ÁNGELUS
Plaza de San Pedro, Lunes 1 de noviembre de 2010
Queridos hermanos y hermanas:
La solemnidad de Todos los Santos, que celebramos hoy, nos invita a elevar la mirada al cielo y a meditar en la plenitud de la vida divina que nos espera. "Somos hijos de Dios, y lo que seremos no se ha manifestado todavía" (1Jn 3, 2): con estas palabras el apóstol san Juan nos asegura la realidad de nuestra profunda relación con Dios, así como la certeza de nuestro destino futuro. Por eso, como hijos amados recibimos también la gracia para soportar las pruebas de esta existencia terrena –el hambre y la sed de justicia, las incomprensiones, las persecuciones (cf. Mt 5, 3-11)– y, al mismo tiempo, heredamos ya desde ahora lo que se promete en las bienaventuranzas evangélicas, "en las que resplandece la nueva imagen del mundo y del hombre que inaugura Jesús" (Benedicto XVI, Jesús de Nazaret, Madrid 2007, p. 99).
La santidad, imprimir a Cristo en nosotros mismos, es el objetivo de la vida del cristiano. El beato Antonio Rosmini escribe: "El Verbo se había impreso a sí mismo en las almas de sus discípulos con su aspecto sensible... y con sus palabras... había dado a los suyos aquella gracia... con la que el alma percibe inmediatamente al Verbo" (Antropologia soprannaturale, Roma 1983, pp. 265-266). Y nosotros ya experimentamos el don y la belleza de la santidad cada vez que participamos en la liturgia eucarística, en comunión con la "multitud inmensa" de los bienaventurados, que en el cielo aclaman eternamente la salvación de Dios y del Cordero (cf.
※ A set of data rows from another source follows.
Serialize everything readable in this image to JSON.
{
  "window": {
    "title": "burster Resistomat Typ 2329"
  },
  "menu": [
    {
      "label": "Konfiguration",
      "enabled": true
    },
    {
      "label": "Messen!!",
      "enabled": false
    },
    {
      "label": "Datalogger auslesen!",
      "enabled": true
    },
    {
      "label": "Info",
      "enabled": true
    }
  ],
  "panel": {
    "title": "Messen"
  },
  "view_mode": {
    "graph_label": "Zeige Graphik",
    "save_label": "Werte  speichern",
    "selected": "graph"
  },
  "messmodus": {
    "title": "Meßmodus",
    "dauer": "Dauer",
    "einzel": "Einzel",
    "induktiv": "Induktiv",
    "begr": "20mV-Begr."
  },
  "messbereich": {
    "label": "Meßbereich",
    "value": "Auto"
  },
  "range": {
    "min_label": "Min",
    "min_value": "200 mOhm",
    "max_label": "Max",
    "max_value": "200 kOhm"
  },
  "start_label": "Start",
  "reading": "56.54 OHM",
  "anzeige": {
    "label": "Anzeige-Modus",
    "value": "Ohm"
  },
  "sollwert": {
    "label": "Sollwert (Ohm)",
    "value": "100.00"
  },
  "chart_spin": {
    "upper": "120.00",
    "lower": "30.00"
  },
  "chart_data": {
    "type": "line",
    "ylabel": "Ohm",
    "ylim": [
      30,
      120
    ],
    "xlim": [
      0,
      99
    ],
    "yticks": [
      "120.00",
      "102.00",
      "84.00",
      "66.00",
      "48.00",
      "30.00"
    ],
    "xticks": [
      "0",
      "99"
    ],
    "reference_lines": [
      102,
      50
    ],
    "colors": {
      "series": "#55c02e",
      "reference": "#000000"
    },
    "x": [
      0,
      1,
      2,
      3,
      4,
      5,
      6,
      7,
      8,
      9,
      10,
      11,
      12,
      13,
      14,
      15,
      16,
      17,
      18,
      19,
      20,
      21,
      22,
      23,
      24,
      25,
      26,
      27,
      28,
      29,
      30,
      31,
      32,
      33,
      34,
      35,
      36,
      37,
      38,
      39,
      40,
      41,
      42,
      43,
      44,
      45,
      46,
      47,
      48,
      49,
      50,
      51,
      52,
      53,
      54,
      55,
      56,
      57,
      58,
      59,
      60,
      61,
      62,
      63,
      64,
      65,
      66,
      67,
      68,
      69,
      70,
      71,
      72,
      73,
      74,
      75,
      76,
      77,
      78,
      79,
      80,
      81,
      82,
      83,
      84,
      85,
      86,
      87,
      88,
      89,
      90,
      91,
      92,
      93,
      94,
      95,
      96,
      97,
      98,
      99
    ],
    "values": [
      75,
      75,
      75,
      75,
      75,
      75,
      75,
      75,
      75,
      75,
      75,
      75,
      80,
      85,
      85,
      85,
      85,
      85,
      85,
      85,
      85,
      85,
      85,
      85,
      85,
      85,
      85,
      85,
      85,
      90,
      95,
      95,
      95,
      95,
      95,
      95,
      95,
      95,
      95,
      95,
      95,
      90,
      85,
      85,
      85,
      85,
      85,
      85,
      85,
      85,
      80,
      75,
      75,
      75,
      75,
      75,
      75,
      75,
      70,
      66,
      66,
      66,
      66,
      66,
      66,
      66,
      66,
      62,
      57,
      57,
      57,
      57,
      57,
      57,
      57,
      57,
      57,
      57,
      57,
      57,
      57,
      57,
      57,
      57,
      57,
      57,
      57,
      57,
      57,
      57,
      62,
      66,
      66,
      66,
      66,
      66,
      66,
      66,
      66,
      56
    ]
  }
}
Ap 7, 9-10).
"La vida de los santos no comprende sólo su biografía terrena, sino también su vida y actuación en Dios después de la muerte. En los santos es evidente que quien va hacia Dios no se aleja de los hombres, sino que se hace realmente cercano a ellos" (Deus caritas est, 42).
Consolados por esta comunión de la gran familia de los santos, mañana conmemoraremos a todos los fieles difuntos. La liturgia del 2 de noviembre y el piadoso ejercicio de visitar los cementerios nos recuerdan que la muerte cristiana forma parte del camino de asemejarnos a Dios y que desaparecerá cuando Dios será todo en todos. Ciertamente, la separación de los afectos terrenos es dolorosa, pero no debemos temerla, porque cuando va acompañada por la oración de sufragio de la Iglesia no puede romper los profundos vínculos que nos unen en Cristo. Al respecto, san Gregorio de Niza afirmaba: "Quien ha creado todo con sabiduría, ha dado esta disposición dolorosa como instrumento de liberación del mal y posibilidad de participar en los bienes que se esperan" (De mortuis oratio, IX 1, Leiden 1967, p. 68).
Queridos amigos, la eternidad no es un continuo sucederse de días del calendario, sino algo así como el momento pleno de satisfacción, en el cual la totalidad nos abraza y nosotros abrazamos la totalidad del ser, de la verdad, del amor (cf. Spe salvi, 12). Encomendemos a la Virgen María, guía segura hacia la santidad, nuestra peregrinación hacia la patria celestial, mientras invocamos su maternal intercesión por el descanso eterno de todos nuestros hermanos y hermanas, que se han dormido en la esperanza de la resurrección.